Yesterday, I stood in line at the bank, quietly and patiently while at least one person cut in line, and several others started yelling at the tellers. When my turn arrived, the teller literally hugged me and thanked me for being so kind and patient, and that he wished he could do something for me, on account of my exceptional behaviour. Other than the embarrassment factor, I was relieved and proud to know that my New England upbringing continues to serve me well.
Flush from the victory of American civility, I revealed my other side, my Israeli side, today. Sitting in the sauna after my swim, I gave a group of 13 year old boys a lecture about how the sauna is not a clubhouse, that the sign clearly says that you must be over 16 to participate in the sweat lodge, and that their parents would be ashamed of them. I did this no less than three times until they actually left and closed the door behind them, and marveled at how I have truly passed into the ritual of being a stodgy grown-up.

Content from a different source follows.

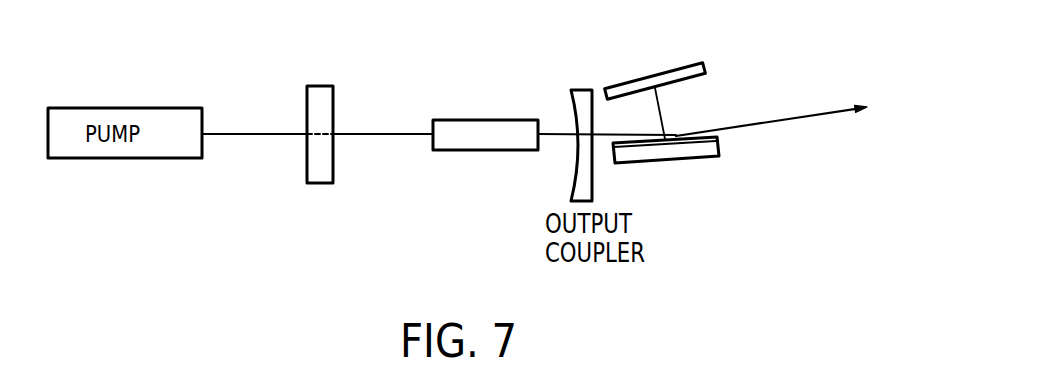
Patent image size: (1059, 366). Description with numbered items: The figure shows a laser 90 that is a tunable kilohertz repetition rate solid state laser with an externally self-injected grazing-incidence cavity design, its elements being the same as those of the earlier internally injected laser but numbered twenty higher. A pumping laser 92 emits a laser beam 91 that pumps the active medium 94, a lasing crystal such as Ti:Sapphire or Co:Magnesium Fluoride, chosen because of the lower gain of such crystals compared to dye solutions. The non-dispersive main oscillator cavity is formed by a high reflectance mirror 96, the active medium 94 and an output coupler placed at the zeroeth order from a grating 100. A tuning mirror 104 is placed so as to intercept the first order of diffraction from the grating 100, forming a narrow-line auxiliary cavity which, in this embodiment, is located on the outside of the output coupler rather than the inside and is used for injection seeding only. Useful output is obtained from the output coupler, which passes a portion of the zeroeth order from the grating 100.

My diatribe was not motivated solely by my concern for these boys' blood pressure, nor would I deny that I need to relax in the sauna, and I had personal gain reasons for kicking them out. In Israel, it is an accepted social norm to listen in on other people's conversations and chime in uninvited; to give strangers "constructive criticism" about their mode of dress and any other topic in which we are all, obviously, expert.
I never imagined that I would cross that line, and start disciplining other people's children, though it reveals that in the ten years I have lived here, I not only dream in Hebrew, but also think like an Israeli much more than the American, my place of birth. I fully expect to go to a supermarket and bag my own groceries, and to have my bag checked when I enter any building; and I fully expect that I will be that older woman on the bus who tells the young mother with the crying child that she has gotten it wrong, her child is hungry and not tired, and she ought to do something about it right now.